In the 2023 ASIO Director-General’s annual threat assessment, Mike Burgess noted that it is "critical to understand that every ideologically motivated extremist is not automatically a left-wing or right-wing extremist... There is a cohort of individuals motivated by a toxic cocktail of conspiracies, grievances and anti-authority beliefs. It is neither helpful nor accurate to reflexively assign these individuals to a place on the political spectrum... Proper, sober, accurate assessments require time and multiple inputs".

Despite these changes in the security landscape, research into, and prevention of, extreme violence currently exists largely in silos. Established evidence bases and prevention mechanisms are ascribed to specific categories - terrorism and extremism, mass murder, violence in workplace or educational settings, hate crime, or domestic homicide.

A common prevention model

While many who act violently due to their beliefs continue to claim inspiration from political or religious ideologies, the blurring between traditional extremist ideologies and more personalised grievance is becoming increasingly salient.

Different categories of offenders, despite having different belief systems and targets, share a common origin that can be understood better using a common prevention model. This model may help to prevent cases where offenders do not neatly fit into existing categories.

The New South Wales State Coroner’s 2017 inquest into the Lindt Cafe siege highlighted errors in prevention due to the offender’s complex history and motivations - no single agency had oversight to identify all the offender’s warning-sign-behaviours prior to their attack.

The inquest made several recommendations for improving prevention, one being the establishment of multiagency centres across Australian states and territories tasked with preventing grievance-fuelled violence.

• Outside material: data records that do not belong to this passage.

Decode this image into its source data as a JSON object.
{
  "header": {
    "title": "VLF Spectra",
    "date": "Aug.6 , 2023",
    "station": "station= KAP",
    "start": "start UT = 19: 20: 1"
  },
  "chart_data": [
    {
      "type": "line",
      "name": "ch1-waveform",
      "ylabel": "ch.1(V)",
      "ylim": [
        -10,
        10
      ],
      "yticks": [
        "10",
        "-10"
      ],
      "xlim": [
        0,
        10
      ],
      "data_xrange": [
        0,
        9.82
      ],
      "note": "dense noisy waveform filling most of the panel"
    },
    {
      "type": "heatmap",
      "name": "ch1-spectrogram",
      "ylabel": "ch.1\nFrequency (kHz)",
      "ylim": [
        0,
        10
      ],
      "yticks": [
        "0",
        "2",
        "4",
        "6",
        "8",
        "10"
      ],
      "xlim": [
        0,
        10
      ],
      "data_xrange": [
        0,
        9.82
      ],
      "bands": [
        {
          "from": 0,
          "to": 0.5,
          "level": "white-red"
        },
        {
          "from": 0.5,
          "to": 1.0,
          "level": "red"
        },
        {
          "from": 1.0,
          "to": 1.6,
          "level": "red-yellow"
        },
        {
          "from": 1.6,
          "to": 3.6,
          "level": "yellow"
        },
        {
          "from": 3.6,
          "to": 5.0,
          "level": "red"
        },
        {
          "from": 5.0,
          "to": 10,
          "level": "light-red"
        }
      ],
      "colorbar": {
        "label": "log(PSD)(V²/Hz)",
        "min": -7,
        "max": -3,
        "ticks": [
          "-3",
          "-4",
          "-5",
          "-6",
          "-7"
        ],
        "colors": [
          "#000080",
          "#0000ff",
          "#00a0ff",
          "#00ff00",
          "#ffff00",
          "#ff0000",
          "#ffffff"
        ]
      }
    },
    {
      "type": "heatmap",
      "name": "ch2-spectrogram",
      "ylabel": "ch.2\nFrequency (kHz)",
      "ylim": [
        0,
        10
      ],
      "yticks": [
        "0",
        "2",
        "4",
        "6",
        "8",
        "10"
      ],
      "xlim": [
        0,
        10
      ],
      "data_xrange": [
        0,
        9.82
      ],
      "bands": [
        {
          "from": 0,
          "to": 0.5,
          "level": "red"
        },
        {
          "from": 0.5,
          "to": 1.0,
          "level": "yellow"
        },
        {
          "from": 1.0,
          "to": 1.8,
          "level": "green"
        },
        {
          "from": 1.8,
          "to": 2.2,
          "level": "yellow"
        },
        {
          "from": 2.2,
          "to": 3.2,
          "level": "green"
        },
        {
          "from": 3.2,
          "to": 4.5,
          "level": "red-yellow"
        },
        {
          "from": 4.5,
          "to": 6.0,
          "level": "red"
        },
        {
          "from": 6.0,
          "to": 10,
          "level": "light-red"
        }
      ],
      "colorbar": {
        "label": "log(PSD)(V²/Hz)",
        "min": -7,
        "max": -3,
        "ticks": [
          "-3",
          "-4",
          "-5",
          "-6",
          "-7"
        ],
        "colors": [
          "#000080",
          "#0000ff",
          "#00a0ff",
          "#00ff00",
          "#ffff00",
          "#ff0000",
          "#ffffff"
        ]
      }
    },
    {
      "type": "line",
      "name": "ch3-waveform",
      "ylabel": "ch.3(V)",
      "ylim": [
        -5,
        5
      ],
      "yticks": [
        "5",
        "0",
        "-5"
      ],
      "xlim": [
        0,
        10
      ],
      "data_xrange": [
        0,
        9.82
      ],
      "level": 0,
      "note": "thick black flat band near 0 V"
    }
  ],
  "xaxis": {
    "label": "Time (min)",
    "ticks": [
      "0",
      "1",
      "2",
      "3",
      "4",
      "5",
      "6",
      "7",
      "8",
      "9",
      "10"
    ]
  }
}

These centres identify and gather information to intervene early for those at risk of committing an act of extreme violence.

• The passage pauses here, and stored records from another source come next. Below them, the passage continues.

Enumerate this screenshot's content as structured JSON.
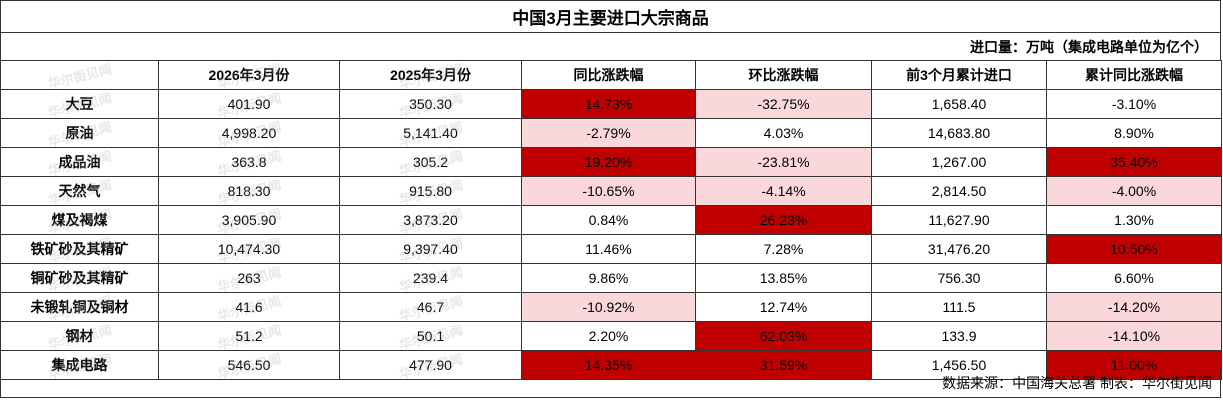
{
  "title": "中国3月主要进口大宗商品",
  "unit_note": "进口量：万吨（集成电路单位为亿个）",
  "watermark": "华尔街见闻",
  "colors": {
    "strong": "#c00000",
    "light": "#f9d7da",
    "none": "#ffffff"
  },
  "headers": [
    "",
    "2026年3月份",
    "2025年3月份",
    "同比涨跌幅",
    "环比涨跌幅",
    "前3个月累计进口",
    "累计同比涨跌幅"
  ],
  "rows": [
    {
      "name": "大豆",
      "values": [
        "401.90",
        "350.30",
        "14.73%",
        "-32.75%",
        "1,658.40",
        "-3.10%"
      ],
      "hl": [
        "none",
        "none",
        "strong",
        "light",
        "none",
        "none"
      ]
    },
    {
      "name": "原油",
      "values": [
        "4,998.20",
        "5,141.40",
        "-2.79%",
        "4.03%",
        "14,683.80",
        "8.90%"
      ],
      "hl": [
        "none",
        "none",
        "light",
        "none",
        "none",
        "none"
      ]
    },
    {
      "name": "成品油",
      "values": [
        "363.8",
        "305.2",
        "19.20%",
        "-23.81%",
        "1,267.00",
        "35.40%"
      ],
      "hl": [
        "none",
        "none",
        "strong",
        "light",
        "none",
        "strong"
      ]
    },
    {
      "name": "天然气",
      "values": [
        "818.30",
        "915.80",
        "-10.65%",
        "-4.14%",
        "2,814.50",
        "-4.00%"
      ],
      "hl": [
        "none",
        "none",
        "light",
        "light",
        "none",
        "light"
      ]
    },
    {
      "name": "煤及褐煤",
      "values": [
        "3,905.90",
        "3,873.20",
        "0.84%",
        "26.23%",
        "11,627.90",
        "1.30%"
      ],
      "hl": [
        "none",
        "none",
        "none",
        "strong",
        "none",
        "none"
      ]
    },
    {
      "name": "铁矿砂及其精矿",
      "values": [
        "10,474.30",
        "9,397.40",
        "11.46%",
        "7.28%",
        "31,476.20",
        "10.50%"
      ],
      "hl": [
        "none",
        "none",
        "none",
        "none",
        "none",
        "strong"
      ]
    },
    {
      "name": "铜矿砂及其精矿",
      "values": [
        "263",
        "239.4",
        "9.86%",
        "13.85%",
        "756.30",
        "6.60%"
      ],
      "hl": [
        "none",
        "none",
        "none",
        "none",
        "none",
        "none"
      ]
    },
    {
      "name": "未锻轧铜及铜材",
      "values": [
        "41.6",
        "46.7",
        "-10.92%",
        "12.74%",
        "111.5",
        "-14.20%"
      ],
      "hl": [
        "none",
        "none",
        "light",
        "none",
        "none",
        "light"
      ]
    },
    {
      "name": "钢材",
      "values": [
        "51.2",
        "50.1",
        "2.20%",
        "62.03%",
        "133.9",
        "-14.10%"
      ],
      "hl": [
        "none",
        "none",
        "none",
        "strong",
        "none",
        "light"
      ]
    },
    {
      "name": "集成电路",
      "values": [
        "546.50",
        "477.90",
        "14.35%",
        "31.59%",
        "1,456.50",
        "11.00%"
      ],
      "hl": [
        "none",
        "none",
        "strong",
        "strong",
        "none",
        "strong"
      ]
    }
  ],
  "footer": "数据来源：中国海关总署 制表：华尔街见闻"
}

The centres investigate cases when the wider public or other agencies raise concerns of either direct or indirect signs suggesting someone may be planning an act of extreme violence. Early signs can include inappropriate language or approaches, protests, or written communications.

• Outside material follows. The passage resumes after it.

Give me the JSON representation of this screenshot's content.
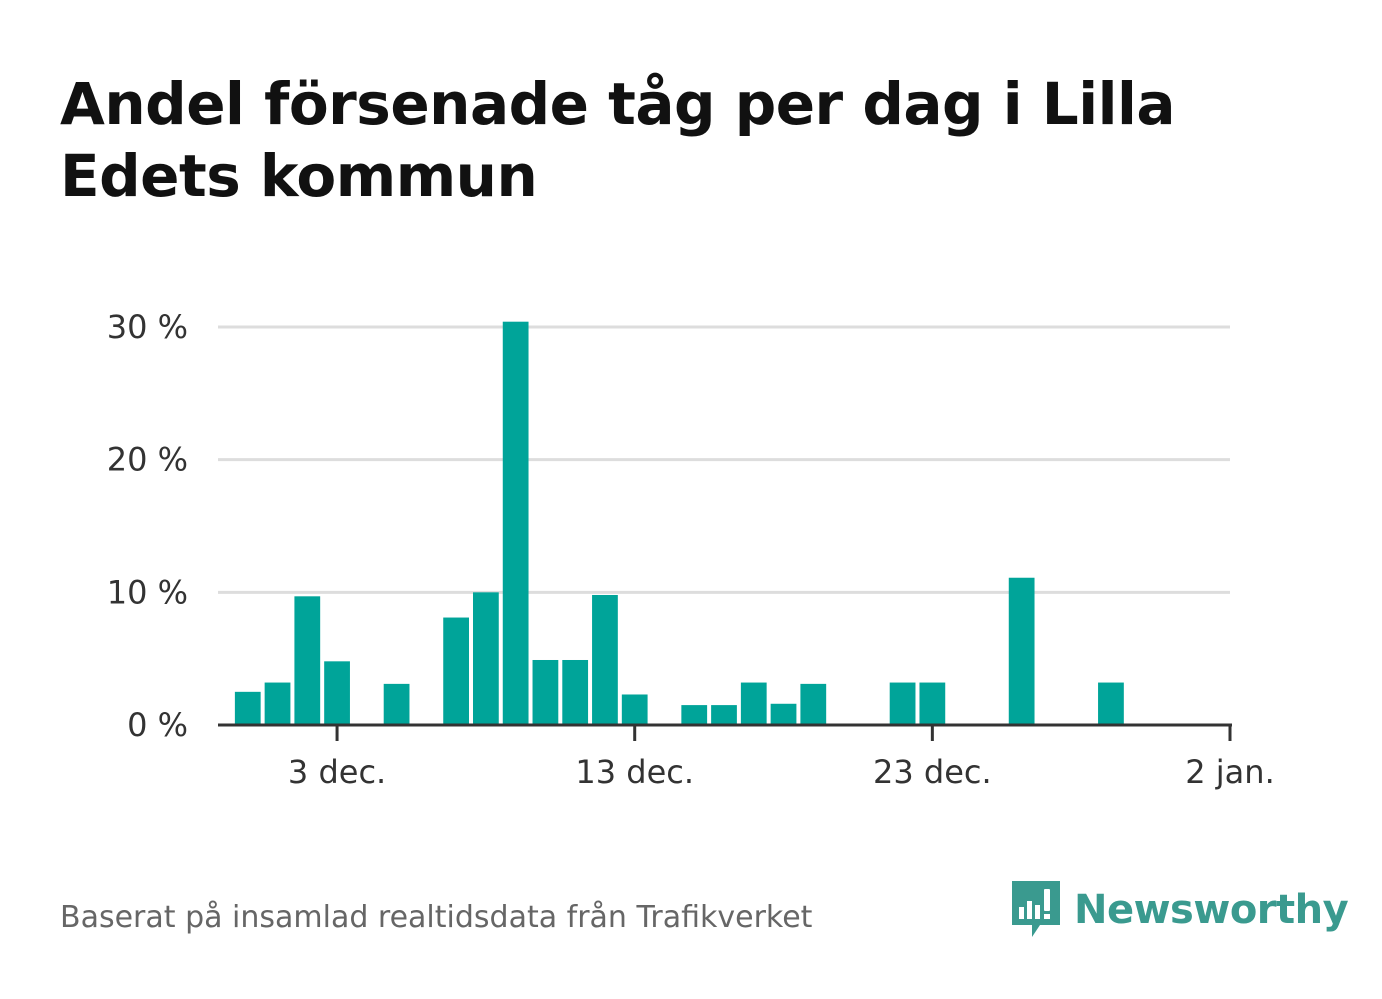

Grounded in the premise that no single agency can hold all the skills and knowledge necessary to prevent extreme violence, the centres are made up of policing and mental health teams, and some centres operate with the addition of intelligence analysts.

They are also well connected to each other, meaning if a person at risk of violence moves into a new jurisdiction information on their ’riskiness’ is not left behind in their old jurisdiction. This capacity for sharing information means the centres have the ability to identify and act on threats at the earliest opportunity to prevent the progression to violence, in whatever form it takes.

The centres can divert at-risk people to the appropriate care pathways (e.g. mental health, physical health, social care, probation services or custodial services) to ensure they receive the correct intervention for their needs, and do not go on to conduct an act of extreme violence.

And these centres have been successful. Assessments of the Victorian grievance-fuelled violence centre showed the number of referrals classed as ’high concern’ dropped from 43 per cent to two per cent following intervention.

The constantly changing threat of extreme violence means that effective prevention will be achieved through cooperation between agencies, not through the siloing of different prevention mechanisms. This is particularly true when those mechanisms do not include long-term interventions appropriate for the complex needs of those presenting a risk of extreme violence.

If, as noted by Mike Burgess, "accurate assessments require time and multiple inputs," then the responsibility of prevention should be shared by all those who have the knowledge and skills to do so.